Digitalizar el caos: el mayor riesgo de los hospitales modernos

Por Andrea Cano

En los últimos años, la transformación digital en salud se ha convertido en una prioridad para los sistemas sanitarios de la región. Sin embargo, con frecuencia se ha interpretado de forma reduccionista: adquirir un nuevo software, implementar expedientes clínicos electrónicos o automatizar tareas administrativas. Aunque estas acciones forman parte del proceso, representan solo la superficie de una transformación mucho más profunda.

La verdadera transformación digital no inicia con la tecnología; inicia con la comprensión del modelo de gestión hospitalaria. Antes de hablar de interoperabilidad, inteligencia artificial, analítica de datos o integración de sistemas, toda institución debería plantearse una pregunta esencial: ¿tenemos realmente claridad sobre cómo funciona nuestro hospital?

Esta pregunta parece simple, pero define el éxito o fracaso de cualquier iniciativa digital.

Construir sin planos: el error más costoso

Si quisiéramos construir un hospital, nadie empezaría levantando paredes sin contar antes con planos arquitectónicos. En transformación digital, sin embargo, ese error es frecuente: se automatizan actividades antes de estandarizarlas, se buscan soluciones tecnológicas para problemas que en realidad son estructurales y se implementan sistemas sin comprender primero cómo funcionan los procesos.
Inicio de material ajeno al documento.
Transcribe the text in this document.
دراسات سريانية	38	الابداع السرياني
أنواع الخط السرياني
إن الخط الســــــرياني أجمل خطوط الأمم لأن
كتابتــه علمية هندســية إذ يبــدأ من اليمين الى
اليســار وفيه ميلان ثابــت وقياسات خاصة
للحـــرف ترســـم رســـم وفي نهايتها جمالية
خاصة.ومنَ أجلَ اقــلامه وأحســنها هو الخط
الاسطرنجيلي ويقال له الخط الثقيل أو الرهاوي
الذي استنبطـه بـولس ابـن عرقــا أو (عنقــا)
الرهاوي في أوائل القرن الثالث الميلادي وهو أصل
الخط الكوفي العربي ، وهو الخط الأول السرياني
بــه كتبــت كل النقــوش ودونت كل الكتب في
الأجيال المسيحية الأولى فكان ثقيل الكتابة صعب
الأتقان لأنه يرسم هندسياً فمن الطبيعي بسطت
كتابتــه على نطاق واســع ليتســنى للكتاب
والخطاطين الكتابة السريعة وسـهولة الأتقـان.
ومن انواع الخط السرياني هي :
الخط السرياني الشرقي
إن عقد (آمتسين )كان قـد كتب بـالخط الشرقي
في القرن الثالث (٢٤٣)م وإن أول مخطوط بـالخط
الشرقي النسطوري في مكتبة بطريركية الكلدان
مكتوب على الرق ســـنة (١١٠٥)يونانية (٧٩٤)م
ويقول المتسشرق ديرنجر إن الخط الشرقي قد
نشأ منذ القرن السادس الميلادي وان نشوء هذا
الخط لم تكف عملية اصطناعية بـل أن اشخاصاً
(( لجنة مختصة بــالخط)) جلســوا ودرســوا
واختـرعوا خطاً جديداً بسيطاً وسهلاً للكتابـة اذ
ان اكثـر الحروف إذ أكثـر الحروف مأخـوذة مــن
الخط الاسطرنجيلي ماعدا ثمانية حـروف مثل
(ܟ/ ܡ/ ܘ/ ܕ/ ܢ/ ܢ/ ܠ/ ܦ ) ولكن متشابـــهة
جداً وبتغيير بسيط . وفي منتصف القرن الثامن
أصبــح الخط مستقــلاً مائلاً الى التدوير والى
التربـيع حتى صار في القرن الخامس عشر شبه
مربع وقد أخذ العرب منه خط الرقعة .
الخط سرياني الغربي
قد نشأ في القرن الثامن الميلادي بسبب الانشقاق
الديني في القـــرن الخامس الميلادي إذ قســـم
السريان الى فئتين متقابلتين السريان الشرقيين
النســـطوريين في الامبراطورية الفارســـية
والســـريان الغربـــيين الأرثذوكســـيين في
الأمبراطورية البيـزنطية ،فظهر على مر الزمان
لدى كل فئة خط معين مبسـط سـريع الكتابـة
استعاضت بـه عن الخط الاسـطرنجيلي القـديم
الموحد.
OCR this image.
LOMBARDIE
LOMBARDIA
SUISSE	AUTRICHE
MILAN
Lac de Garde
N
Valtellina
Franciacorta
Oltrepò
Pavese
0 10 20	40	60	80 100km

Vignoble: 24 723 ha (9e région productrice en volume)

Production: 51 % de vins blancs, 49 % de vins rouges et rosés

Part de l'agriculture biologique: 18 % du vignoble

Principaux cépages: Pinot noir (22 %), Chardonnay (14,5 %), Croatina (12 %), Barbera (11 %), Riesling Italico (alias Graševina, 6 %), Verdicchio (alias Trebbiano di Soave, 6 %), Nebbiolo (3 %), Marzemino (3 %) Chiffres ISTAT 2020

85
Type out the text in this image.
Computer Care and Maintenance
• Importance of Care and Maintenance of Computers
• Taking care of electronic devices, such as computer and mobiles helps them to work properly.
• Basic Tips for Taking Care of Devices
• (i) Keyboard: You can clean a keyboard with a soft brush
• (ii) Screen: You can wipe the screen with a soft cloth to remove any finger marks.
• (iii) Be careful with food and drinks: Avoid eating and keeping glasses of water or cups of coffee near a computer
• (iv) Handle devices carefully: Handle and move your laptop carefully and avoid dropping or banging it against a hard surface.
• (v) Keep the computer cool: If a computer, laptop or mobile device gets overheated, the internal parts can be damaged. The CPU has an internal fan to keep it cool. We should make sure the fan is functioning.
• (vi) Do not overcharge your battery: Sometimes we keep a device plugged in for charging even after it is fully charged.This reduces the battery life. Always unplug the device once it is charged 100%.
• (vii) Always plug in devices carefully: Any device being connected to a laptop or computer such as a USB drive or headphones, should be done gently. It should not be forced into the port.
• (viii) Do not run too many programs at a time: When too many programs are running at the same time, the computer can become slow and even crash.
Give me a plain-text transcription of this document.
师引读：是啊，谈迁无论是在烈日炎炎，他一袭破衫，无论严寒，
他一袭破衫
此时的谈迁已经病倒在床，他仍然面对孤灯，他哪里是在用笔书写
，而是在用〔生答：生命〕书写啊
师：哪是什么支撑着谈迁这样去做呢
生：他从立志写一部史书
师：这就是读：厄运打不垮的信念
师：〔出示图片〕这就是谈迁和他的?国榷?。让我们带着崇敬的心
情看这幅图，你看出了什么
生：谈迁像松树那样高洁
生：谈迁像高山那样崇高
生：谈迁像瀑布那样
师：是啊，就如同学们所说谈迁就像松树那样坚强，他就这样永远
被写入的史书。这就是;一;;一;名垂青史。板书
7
Los procesos son esos planos: el blueprint sobre el cual se diseña y organiza la operación institucional. Representan la lógica y la secuencia operativa que sostienen el funcionamiento de un hospital. Desde el ingreso hasta el egreso del paciente, cada interacción está articulada por procesos: admisión, triaje, consulta, laboratorio, farmacia, hospitalización, referencia, contrarreferencia, facturación y seguimiento.

Cada uno de estos procesos tiene actores, tiempos, reglas y flujos de información. Cuando estos procesos no están definidos, estandarizados o actualizados, la operación se vuelve dependiente de criterios individuales. En salud esto se traduce en:

  • Sistemas fragmentados que no se comunican entre sí.
  • Duplicidad de registros clínicos.
  • Tiempos prolongados de atención.
  • Pérdida de trazabilidad del paciente.
  • Decisiones clínicas basadas en información incompleta.
  • Saturación operativa y administrativa.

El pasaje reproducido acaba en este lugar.